In our case, -p code_2,state=name specifies that we will preserve the code_2 property and we will rename the name property to state. The Properties and External Properties sections in the aforementioned documentation wiki are pretty informative on the matter.
The topojson package has been deprecated. The following steps are based on the command-line cartography workflow. These interfaces are more flexible, but a little bit more complicated to use.
Install dependencies:
npm install d3-dsv ndjson-cli
Add the node_modules/.bin directory to the path so that you can easily run the commands:
PATH=$(npm bin):$PATH
Convert the tsv file into a newline-delimited json file:
tsv2json data.tsv -n > data.ndjson
{"id":"1","code":"AL","name":"Alabama"}
{"id":"2","code":"AK","name":"Alaska"}
Parse the id column as a number:
ndjson-map '{id: +d.id, code: d.code, name: d.name}' < data.ndjson > data_parsed.ndjson
{"id":1,"code":"AL","name":"Alabama"}
{"id":2,"code":"AK","name":"Alaska"}
Extract the geometries of the topojson file:
ndjson-cat topojson.json | ndjson-split 'd.objects.states.geometries' > topojson_geometries.ndjson
{"type":"Polygon","arcs":[[0]],"properties":{"code_2":"AK"}}
{"type":"Polygon","arcs":[[1]],"properties":{"code_2":"AL"}}
Join both newline-delimited json files:
ndjson-join 'd.properties.code_2' 'd.code' topojson_geometries.ndjson data_parsed.ndjson > geometries_data_join.ndjson
[{"type":"Polygon","arcs":[[0]],"properties":{"code_2":"AK"}},{"id":2,"code":"AK","name":"Alaska"}]
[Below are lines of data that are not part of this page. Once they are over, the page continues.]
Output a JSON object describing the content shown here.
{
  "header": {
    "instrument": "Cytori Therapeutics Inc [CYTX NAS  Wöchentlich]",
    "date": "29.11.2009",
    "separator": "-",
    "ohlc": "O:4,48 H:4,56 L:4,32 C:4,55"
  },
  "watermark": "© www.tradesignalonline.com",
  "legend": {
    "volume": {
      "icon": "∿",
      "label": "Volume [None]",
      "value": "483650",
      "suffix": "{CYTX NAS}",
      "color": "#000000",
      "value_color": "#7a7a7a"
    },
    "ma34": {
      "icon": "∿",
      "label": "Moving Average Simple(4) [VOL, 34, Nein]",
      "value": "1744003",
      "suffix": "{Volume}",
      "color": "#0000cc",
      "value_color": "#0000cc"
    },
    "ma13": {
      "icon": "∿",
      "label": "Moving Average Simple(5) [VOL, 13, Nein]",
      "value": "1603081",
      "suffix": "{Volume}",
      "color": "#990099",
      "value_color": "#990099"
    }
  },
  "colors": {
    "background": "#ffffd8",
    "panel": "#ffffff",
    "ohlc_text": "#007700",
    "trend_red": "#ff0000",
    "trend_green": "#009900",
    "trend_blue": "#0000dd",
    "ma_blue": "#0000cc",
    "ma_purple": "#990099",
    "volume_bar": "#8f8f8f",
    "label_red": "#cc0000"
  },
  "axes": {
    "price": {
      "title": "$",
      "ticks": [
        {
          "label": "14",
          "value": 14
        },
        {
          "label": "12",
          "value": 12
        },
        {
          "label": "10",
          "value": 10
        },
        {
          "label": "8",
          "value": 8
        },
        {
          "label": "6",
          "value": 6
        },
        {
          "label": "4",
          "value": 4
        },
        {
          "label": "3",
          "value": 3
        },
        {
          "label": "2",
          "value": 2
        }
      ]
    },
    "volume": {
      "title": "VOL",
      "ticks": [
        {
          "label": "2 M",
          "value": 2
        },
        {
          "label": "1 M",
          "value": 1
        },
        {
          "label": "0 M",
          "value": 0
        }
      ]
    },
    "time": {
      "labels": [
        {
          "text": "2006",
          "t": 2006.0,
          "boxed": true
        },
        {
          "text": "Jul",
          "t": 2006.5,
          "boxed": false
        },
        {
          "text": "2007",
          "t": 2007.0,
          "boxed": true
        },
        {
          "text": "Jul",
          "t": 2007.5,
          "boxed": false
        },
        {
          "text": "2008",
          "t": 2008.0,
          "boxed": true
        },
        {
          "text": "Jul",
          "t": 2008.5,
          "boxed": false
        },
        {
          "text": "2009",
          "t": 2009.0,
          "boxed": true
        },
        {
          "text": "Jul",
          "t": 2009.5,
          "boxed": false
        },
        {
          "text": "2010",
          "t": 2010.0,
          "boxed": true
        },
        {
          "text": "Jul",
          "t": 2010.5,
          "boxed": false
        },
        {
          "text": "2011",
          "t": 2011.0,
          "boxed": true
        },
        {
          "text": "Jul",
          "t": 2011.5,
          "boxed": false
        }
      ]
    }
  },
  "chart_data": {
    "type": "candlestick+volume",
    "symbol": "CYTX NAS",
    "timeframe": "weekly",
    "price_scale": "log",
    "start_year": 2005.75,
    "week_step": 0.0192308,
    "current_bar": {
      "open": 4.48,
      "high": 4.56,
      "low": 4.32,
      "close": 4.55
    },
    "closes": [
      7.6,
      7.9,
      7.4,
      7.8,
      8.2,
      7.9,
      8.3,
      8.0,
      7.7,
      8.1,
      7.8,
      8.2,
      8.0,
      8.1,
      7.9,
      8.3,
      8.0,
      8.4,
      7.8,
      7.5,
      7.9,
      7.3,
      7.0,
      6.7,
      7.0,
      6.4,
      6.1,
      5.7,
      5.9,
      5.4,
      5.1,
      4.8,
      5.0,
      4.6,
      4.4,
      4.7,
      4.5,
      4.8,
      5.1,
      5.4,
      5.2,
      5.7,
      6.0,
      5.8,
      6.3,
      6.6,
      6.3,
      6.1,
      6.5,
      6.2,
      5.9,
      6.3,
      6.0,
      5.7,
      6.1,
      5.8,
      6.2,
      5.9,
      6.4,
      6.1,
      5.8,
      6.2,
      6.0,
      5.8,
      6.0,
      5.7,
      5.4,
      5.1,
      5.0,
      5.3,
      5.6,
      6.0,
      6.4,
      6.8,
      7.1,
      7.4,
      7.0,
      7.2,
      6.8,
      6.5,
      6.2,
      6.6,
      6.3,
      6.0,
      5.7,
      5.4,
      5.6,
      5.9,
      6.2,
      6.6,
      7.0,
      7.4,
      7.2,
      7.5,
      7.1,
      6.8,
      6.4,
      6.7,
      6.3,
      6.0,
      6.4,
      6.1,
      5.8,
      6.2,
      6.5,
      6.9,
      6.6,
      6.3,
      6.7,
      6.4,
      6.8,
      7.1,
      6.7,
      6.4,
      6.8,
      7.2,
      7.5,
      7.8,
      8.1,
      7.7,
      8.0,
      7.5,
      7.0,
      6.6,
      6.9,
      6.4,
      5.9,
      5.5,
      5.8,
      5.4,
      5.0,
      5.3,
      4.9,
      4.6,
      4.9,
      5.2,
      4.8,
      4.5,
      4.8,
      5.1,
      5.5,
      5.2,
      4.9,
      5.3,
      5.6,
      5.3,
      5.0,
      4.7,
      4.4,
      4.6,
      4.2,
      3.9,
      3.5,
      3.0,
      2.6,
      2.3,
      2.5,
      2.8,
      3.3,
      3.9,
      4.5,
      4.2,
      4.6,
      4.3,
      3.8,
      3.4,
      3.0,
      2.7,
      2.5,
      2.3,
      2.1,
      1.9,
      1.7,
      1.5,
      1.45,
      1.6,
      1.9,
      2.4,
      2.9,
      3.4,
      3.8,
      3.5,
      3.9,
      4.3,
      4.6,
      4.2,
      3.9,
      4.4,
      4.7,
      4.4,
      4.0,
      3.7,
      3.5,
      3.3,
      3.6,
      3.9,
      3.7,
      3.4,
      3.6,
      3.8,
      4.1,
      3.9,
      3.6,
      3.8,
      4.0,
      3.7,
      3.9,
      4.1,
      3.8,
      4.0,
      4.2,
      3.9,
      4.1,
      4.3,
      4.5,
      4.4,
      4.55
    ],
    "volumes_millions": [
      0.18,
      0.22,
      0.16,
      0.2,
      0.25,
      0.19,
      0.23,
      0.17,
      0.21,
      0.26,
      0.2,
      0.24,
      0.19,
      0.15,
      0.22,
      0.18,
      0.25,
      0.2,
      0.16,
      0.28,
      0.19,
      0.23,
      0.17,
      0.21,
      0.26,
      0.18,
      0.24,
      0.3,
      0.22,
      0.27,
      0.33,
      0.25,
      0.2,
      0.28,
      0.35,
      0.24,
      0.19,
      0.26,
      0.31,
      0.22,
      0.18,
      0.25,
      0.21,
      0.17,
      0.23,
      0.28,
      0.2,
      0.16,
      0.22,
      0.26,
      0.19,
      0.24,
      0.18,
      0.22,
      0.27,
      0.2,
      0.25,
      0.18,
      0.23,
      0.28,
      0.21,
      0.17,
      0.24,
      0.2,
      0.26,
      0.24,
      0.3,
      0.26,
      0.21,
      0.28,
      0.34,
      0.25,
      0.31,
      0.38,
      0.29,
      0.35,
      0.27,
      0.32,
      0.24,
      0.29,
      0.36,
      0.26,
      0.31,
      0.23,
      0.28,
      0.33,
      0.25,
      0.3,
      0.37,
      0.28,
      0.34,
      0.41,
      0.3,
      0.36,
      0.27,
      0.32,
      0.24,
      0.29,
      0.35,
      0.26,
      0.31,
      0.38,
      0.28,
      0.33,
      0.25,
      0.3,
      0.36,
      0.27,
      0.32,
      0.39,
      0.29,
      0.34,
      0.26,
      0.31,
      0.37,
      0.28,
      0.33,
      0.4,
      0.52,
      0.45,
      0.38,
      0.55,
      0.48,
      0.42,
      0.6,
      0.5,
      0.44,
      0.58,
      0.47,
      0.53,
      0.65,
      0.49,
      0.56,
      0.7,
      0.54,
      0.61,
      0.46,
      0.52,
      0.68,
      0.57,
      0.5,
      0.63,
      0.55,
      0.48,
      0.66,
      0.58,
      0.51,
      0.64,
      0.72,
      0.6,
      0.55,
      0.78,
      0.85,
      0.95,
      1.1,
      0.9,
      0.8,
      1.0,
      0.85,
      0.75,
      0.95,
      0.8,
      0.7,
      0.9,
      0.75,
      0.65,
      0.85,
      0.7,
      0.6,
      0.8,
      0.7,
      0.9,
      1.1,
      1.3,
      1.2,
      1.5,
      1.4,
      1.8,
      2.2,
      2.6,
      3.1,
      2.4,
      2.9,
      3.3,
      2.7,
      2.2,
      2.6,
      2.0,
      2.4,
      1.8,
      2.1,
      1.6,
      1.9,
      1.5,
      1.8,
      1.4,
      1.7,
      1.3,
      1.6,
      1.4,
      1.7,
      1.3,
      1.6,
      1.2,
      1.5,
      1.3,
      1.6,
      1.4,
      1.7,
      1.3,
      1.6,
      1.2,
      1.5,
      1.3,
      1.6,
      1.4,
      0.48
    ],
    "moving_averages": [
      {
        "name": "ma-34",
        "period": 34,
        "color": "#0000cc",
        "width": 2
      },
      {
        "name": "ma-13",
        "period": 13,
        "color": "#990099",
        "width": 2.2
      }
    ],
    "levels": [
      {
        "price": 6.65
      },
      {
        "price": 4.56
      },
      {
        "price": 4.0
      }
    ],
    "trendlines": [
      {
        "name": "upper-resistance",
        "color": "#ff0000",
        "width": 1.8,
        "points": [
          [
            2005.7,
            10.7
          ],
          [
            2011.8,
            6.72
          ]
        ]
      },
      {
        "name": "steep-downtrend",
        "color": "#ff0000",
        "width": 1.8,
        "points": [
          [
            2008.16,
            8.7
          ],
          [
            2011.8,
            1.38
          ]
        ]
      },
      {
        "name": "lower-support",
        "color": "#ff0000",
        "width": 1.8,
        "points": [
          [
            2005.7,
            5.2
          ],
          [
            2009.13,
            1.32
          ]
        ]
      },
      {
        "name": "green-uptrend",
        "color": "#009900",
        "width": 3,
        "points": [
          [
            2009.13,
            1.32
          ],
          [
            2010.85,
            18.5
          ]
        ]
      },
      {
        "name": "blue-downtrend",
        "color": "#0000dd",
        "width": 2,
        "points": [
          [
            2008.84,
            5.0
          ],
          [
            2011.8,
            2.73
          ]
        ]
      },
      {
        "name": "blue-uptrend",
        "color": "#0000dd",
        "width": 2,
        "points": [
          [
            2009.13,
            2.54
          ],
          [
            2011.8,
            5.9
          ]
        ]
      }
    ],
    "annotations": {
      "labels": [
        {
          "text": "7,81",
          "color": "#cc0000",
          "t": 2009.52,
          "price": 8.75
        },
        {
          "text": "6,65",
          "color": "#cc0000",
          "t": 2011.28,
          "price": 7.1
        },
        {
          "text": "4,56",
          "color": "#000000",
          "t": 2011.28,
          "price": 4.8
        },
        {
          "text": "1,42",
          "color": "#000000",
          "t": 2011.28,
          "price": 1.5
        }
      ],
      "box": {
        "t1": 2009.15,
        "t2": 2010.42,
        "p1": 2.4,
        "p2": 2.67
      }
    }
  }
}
[{"type":"Polygon","arcs":[[1]],"properties":{"code_2":"AL"}},{"id":1,"code":"AL","name":"Alabama"}]
Add the name column to the topojson properties and only keep the topojson geometries:
ndjson-map 'd[0].properties.name = d[1].name, d[0]' < geometries_data_join.ndjson > geometries_data_merge.ndjson
{"type":"Polygon","arcs":[[0]],"properties":{"code_2":"AK","name":"Alaska"}}
{"type":"Polygon","arcs":[[1]],"properties":{"code_2":"AL","name":"Alabama"}}
Convert the previous result into an array and concat it with the original topojson file:
ndjson-join <(ndjson-cat topojson.json) <(ndjson-reduce < geometries_data_merge.ndjson) > topojson_concat.ndjson
[{
"type": "Topology",
"transform": {
"scale": [0.0015484881821515486, 0.0010301030103010299],
"translate": [-5.491666666666662, 41.008333333333354]
},
"objects": {
"states": {
"type": "GeometryCollection",
"geometries": [{
"type": "Polygon",
"arcs": [[0]],
"properties": {
"code_2": "AK"
}
}, {
"type": "Polygon",
"arcs": [[1]],
"properties": {
"code_2": "AL"
}
}
]
}
},
"arcs": [[[2466, 9916], [-25, -5], [3, -13]], [[2357, 9852], [1, -2], [1, -2]]]
}, [{
"type": "Polygon",
"arcs": [[0]],
"properties": {
"code_2": "AK",
"name": "Alaska"
}
}, {
"type": "Polygon",
"arcs": [[1]],
"properties": {
"code_2": "AL",
"name": "Alabama"
}
}
]
]
Overwrite the geometries of original topojson file and save it as a normal json file:
ndjson-map 'd[0].objects.states.geometries = d[1], d[0]' < topojson_concat.ndjson > topojson_data.json
{
"type": "Topology",
"transform": {
"scale": [0.0015484881821515486, 0.0010301030103010299],
"translate": [-5.491666666666662, 41.008333333333354]
},
"objects": {
"states": {
"type": "GeometryCollection",
"geometries": [{
"type": "Polygon",
"arcs": [[0]],
"properties": {
"code_2": "AK",
"name": "Alaska"
}
}, {
"type": "Polygon",
"arcs": [[1]],
"properties": {
"code_2": "AL",
"name": "Alabama"
}
}
]
}
},
"arcs": [[[2466, 9916], [-25, -5], [3, -13]], [[2357, 9852], [1, -2], [1, -2]]]
}
All commands in one line:
ndjson-join <(ndjson-cat topojson.json) <(ndjson-join 'd.properties.code_2' 'd.code' <(ndjson-cat topojson.json | ndjson-split 'd.objects.states.geometries') <(tsv2json data.tsv -n | ndjson-map '{id: +d.id, code: d.code, name: d.name}') | ndjson-map 'd[0].properties.name = d[1].name, d[0]' | ndjson-reduce) | ndjson-map 'd[0].objects.states.geometries = d[1], d[0]' > topojson_data.json
Notes:
I swapped "AK" and "AL" in the topojson file to check if the join really works.
The last command (before the one-liner) only works on the original output and not on the given pretty-printed version, which has newlines in it.
I tested the workflow on the subsystem for Linux since ndjson-map does not seem to work properly on Windows currently.